As often occurs in the economist game, the data has started swinging back toward a rate cut. Following the soft March NAB business survey and employment report, folks were entertaining the possibility of further easing, and with Q1 CPI so low there’s been a bit of movement on the projection front.
Of the 27 forecasters in the Bloomberg survey, only 7 are of the view that the RBA will ease in May. I agree (no, i am not already in the survey!).
Moving forward to June, one forecaster expects two cuts (-25bps at each of May and June), and the rest are evenly split between 2.75% and 3%. One cut doesn’t do much, and the RBA doesn’t really do fine tuning, so if you think they ease in May, you ought to be very open to a June rate cut – or at least another cut some time in H2.
… But that is not what we see – the vast majority expect only one cut!
And one brave soul even expects a rate hike some time in Q4.
My view remains that the next move is down, but i think that the RBA needs to see more evidence that demand is fading to make a further move.
New data could bring that evidence at any time, but it seems unlikely that it will arrive before the June Board meeting. Right now, my best guess is that their next move is a cut some time after July (that gives them time to learn more about demand, and Q2 inflation).
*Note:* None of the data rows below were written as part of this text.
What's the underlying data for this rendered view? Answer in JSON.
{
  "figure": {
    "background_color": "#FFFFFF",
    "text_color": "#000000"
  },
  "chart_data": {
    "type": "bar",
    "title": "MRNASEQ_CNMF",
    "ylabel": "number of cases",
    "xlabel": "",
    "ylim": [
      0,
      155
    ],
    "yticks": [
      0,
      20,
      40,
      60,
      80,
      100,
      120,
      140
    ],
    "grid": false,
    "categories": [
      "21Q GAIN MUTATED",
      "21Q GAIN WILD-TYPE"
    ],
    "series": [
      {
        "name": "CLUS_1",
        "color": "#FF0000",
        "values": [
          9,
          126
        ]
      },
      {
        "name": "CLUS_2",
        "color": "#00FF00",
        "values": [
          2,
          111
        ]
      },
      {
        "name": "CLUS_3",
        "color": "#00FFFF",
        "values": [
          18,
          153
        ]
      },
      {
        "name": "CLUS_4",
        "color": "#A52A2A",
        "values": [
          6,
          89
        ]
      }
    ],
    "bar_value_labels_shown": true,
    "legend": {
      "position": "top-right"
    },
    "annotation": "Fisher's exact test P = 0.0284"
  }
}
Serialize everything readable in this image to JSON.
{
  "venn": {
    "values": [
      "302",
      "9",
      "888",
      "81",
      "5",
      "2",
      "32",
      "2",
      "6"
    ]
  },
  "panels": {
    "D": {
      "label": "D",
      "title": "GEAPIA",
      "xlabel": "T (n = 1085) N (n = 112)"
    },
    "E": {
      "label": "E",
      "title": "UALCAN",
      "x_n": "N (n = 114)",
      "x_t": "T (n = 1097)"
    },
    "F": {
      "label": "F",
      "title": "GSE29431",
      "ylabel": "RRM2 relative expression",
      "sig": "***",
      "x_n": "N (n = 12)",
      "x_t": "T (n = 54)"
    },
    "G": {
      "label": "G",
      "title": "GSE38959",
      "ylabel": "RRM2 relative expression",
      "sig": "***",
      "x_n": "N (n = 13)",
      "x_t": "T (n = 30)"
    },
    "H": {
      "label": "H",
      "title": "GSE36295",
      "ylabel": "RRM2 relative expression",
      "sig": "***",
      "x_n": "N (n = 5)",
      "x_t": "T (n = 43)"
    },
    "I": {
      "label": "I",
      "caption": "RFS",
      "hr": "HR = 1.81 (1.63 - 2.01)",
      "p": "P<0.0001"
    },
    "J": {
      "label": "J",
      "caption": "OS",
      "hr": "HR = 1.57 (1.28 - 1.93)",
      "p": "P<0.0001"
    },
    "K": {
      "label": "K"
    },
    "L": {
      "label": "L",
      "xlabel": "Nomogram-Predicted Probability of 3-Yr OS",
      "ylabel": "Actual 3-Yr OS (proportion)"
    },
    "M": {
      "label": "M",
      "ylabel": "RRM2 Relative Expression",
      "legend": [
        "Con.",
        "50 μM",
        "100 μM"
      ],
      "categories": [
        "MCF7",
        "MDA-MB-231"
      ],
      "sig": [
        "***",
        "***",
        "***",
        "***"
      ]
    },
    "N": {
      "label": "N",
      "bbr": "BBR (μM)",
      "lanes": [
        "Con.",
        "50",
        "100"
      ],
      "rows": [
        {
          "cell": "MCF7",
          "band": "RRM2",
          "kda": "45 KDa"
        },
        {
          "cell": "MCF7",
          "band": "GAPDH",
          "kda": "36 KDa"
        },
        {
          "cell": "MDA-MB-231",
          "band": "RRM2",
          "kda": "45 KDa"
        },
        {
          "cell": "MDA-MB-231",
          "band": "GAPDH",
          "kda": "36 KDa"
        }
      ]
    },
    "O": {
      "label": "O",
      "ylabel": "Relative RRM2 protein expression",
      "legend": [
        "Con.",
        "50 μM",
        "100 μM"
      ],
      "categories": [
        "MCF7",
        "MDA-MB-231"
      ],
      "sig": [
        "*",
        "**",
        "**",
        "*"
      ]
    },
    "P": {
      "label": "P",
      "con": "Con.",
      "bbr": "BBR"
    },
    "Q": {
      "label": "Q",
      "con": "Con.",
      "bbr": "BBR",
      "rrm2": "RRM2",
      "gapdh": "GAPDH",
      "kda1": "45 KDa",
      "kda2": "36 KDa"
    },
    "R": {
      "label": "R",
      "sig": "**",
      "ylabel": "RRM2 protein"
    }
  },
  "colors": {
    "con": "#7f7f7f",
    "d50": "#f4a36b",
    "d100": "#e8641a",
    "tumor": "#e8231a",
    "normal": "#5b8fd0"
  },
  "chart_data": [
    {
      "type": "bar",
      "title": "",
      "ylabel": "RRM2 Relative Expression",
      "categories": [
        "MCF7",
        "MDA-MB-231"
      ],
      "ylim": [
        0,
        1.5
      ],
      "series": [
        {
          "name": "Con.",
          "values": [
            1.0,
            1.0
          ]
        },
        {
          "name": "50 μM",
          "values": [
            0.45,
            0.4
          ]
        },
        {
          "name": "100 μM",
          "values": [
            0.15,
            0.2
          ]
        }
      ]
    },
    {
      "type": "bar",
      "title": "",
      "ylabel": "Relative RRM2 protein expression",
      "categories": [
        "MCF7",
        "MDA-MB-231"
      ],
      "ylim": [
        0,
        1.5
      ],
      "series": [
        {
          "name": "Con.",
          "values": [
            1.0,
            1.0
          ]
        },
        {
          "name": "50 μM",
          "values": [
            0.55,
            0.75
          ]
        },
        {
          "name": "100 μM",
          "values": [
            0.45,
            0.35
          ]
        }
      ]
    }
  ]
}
I find it hard to see how we won’t get down to 2.5% at some time in the relatively near future. And I also suspect that we are currently at the high water mark of 3% for this cycle. I would imagine that the next peak could simply involve a bit of sustained RBA jawboning of the potential for increased rates or a token 0.25% increase (from 2.5 or 2.75%) to frighten the horses. Australia is simply too indebted (particularly private debt and increasingly public debt too) to cope with any serious rate increases from here. Where the next leg down might take us is anyone’s guess – perhaps 2%.